それで、自分が流しの方を見に行った時に、呆然と立ち尽くす川又さんがいたのです。
「何かあったんですか?」
そう話し掛けたものの、川又さんは心ここにあらずという状況でした。
その時の状況を味わった人達により噂が広まると、現場の一部ではちょっとした話題になっていました。
それから数日後、今度は同僚の木内さんがボイラー室での作業が終わり、川又さんと同様に石鹼を泡立てて流しで顔を洗っていると、また背後から誰かに話し掛けられました。
すると、木内さんは急いで顔を洗い流しました。
そして、川又さんの時とは違って、シャツを着ないで後ろを振り返りました。
すると、背後にいた筈の誰かは不気味な笑い声をあげたまま、機械室の右斜め向こうに走って行ったのです。
木内さんは上半身裸のままでしたが、透かさずその誰かを追って行きました。
その声が聞こえてくるのは、必ず右斜め先にある死角になっている場所からなので、誰なのかを確認する事は出来ませんでした。
そのうち、機械室の一番右奥にある空調機を左から回り込むようにして走っていくと、その先は建物の角(出隅)になっていて、行き止まりにも関わらずその人を見失ったのです。

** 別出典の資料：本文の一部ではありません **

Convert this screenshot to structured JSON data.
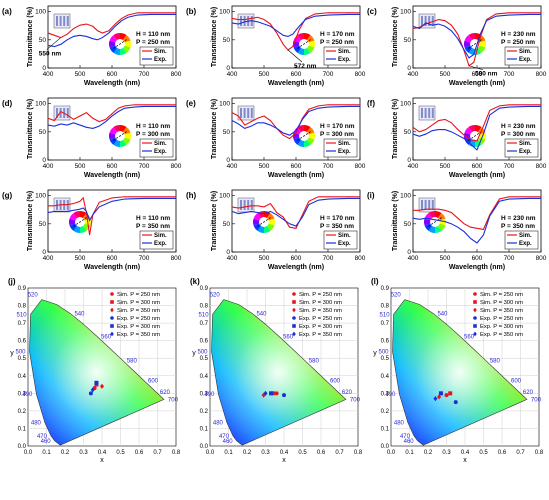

木内さんは、ゆっくりと着替えてから中央監視室に戻ってきました。
そして、さっきまでの経緯を話すと、ぐったりと腰を下ろしました。
しかし、同僚の皆さんは誰かの悪戯なんだろうと思い、然程気にしている感じではありませんでした。
何故なら、ボイラー室で点検作業をする人は全員ではなかったので、その仕事に関わりがない方は話半分で聞いていたからでしょう。
しかし、これからもボイラー室での作業を続ける人にとっては、気持ちのいいものではありませんでした。